The plot has Professor Zalamea, a Spanish scientist, sending Calculus (Felix Fernandez) a blue orange, a part of a research program into food that will be a key to ending world hunger. When the orange is stolen in Moulinsart, Calculus decides to go to meet the scientist, but soon after arriving he is kidnapped, so Tintin and Haddock are onto his rescue.
This second film is far less successful than the first one. The locations (in Southern Spain) are not as attractive as those of the first film, the plot is more silly than interesting, the direction less inspired. Even Tintin fans might be hard pressed to like this a lot. Rene Goscinny (of Asterix fame) was one of the writers. Herge is uncredited though he probably had some creative input.
The film started well, the bit with the real fake TV program set the tone and gave the blue orange a sort of "realistic" dimension contextualizing them with the issue of hunger in the world, but it doesn't take too long before you know you'll have to tone down your "quality" I order to enjoy it, and even then, there's not much to enjoy. It's a real pity that "Tintin and the Blue Oranges" never really hold up to the coolness of its intriguing title. The film was made three years after the first one but I can see why it didn't do better at the box-office, the first didn't benefit from an elaborate plot but it had a strong set-up and a strong bond between Tintin and Haddock. In "Orange", Talbot's performance is somewhat ruined by the overacting of Jean Bouise as Captain Haddock, a shame because the chemistry with George Wilson made the first film.

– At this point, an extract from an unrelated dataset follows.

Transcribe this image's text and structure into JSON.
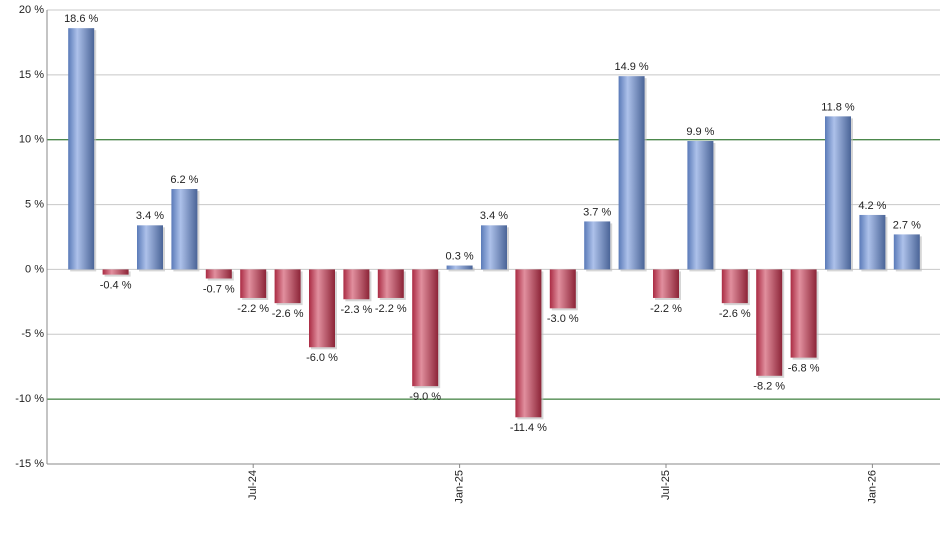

Jean Bouise is a good actor but while George Wilson's overacting was never at the expenses of the story, Bouise plays his Haddock as if he thought the captain was a previous commedia del arte actor, amplifying every syllabus, gesticulating for any reason, and using any moment as an excuse for some loud baritone tantrums. His performance could have worked if the film was meant as a comedy but not when the other actors play their roles seriously. Felix Fernandex is a fine copy of Cuthbert Calculus but Bouise makes Calculus more endurable. Again, this is less a comment on Bouise's talent as the man was notorious for playing dark and brooding characters but let's just say he didn't take the right angle.
But it's not as if the story deserved the best acting anyway, so maybe he's the one reason to watch the film after all. The film is a series of setups and comical premise that always fall flat, the Thompson gags are pretty lame even by the days' standards. And when a young Spanish kid meets Tintin and says "Tintin and Milou", you've got to wonder how come he knows them since the film is set in a universe where Tintin isn't a comic book character. There are a few interesting moments, the encounter with the Castafiore and the interactions between Professors Calculus and the Spanish professors provide a few interesting moments but the film doesn't even swim in the same waters than Golden Fleece.

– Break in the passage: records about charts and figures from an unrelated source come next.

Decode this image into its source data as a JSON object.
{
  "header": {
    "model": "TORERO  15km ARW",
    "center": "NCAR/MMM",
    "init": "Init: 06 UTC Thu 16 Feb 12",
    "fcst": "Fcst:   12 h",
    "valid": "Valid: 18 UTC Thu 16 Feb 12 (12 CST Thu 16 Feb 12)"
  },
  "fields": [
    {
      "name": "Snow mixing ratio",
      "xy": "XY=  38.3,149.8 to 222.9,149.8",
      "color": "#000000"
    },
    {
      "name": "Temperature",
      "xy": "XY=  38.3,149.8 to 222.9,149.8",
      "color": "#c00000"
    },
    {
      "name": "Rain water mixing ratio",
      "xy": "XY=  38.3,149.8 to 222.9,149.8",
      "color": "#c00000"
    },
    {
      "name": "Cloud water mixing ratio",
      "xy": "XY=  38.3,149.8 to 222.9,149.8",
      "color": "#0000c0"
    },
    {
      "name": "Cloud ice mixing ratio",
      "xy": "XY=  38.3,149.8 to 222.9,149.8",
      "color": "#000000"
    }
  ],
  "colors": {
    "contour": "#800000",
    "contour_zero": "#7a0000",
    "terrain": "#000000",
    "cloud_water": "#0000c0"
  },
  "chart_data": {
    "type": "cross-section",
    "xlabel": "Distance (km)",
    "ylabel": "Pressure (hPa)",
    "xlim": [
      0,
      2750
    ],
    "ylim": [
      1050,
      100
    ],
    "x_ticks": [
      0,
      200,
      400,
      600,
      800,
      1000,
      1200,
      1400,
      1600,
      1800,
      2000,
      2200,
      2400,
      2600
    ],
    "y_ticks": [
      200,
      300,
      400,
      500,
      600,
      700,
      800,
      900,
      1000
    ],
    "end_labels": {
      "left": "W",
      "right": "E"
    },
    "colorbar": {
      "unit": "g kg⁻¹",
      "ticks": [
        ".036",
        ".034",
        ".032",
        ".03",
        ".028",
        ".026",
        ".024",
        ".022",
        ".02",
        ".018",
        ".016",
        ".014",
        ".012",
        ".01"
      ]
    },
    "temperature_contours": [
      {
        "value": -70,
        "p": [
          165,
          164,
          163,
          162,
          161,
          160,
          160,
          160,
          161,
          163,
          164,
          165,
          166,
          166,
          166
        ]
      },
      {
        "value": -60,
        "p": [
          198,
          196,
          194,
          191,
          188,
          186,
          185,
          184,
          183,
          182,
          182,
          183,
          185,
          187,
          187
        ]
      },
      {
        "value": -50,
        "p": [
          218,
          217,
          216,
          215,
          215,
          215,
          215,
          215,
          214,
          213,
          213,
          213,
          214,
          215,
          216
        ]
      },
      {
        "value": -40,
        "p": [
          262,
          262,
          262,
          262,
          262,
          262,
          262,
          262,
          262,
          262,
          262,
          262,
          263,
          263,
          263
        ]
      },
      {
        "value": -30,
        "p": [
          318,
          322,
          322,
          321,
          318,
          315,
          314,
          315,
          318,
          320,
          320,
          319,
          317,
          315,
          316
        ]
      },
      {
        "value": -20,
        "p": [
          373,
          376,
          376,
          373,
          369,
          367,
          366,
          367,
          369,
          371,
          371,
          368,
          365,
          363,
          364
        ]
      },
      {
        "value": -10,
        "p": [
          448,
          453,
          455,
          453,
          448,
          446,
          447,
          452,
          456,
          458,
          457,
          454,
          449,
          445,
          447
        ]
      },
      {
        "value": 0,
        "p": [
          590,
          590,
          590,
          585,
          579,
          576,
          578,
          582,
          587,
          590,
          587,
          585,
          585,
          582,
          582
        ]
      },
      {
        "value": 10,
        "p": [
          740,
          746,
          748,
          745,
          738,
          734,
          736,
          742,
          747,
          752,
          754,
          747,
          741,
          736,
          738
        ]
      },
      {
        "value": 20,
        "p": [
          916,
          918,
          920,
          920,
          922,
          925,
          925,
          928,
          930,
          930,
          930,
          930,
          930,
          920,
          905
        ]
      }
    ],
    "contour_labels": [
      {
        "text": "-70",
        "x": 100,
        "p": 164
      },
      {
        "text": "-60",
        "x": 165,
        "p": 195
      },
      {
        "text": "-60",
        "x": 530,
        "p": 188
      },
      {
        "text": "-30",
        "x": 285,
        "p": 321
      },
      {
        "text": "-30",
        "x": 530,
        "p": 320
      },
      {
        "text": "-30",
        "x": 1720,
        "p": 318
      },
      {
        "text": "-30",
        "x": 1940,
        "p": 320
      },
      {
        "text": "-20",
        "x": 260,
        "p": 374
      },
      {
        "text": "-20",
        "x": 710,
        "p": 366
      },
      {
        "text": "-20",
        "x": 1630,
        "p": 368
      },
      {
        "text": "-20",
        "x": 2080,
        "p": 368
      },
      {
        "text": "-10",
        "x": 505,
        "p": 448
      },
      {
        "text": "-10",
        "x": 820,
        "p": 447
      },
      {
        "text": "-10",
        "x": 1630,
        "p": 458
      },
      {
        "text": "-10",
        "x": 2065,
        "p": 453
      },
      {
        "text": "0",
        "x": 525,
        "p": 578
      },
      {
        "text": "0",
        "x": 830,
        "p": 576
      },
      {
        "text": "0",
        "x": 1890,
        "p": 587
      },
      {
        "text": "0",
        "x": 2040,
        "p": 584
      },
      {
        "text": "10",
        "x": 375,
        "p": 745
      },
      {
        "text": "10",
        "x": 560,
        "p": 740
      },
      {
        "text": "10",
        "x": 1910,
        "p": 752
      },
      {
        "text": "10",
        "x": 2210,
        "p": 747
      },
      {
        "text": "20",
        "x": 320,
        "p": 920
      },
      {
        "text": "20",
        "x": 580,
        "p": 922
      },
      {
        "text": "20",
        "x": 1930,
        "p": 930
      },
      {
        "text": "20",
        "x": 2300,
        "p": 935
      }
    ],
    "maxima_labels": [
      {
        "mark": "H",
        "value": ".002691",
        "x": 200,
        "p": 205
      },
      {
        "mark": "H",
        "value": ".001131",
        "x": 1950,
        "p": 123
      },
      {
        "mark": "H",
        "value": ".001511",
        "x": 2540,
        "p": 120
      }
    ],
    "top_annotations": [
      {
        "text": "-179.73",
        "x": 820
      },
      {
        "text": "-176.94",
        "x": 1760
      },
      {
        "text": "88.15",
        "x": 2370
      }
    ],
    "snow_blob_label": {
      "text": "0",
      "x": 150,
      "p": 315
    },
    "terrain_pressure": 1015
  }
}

Don't get me started on the climax, the whole plot leads to some evil emir and the intervention of a bunch of kids save the day and we're supposed to be laughing. I won't even mention the fact that being Moroccan, I could spot the accent of the guys who were supposed to be from the Arab Peninsula. Anyway, there's a sort of naivety in the film that could have been excusable if the plot wasn't so thin and if the first film was if the same caliber, but overall, comparing the two on the sole basis that they're live-action adaptation of Tintin would be unfair, these are apples and oranges, and not blue one.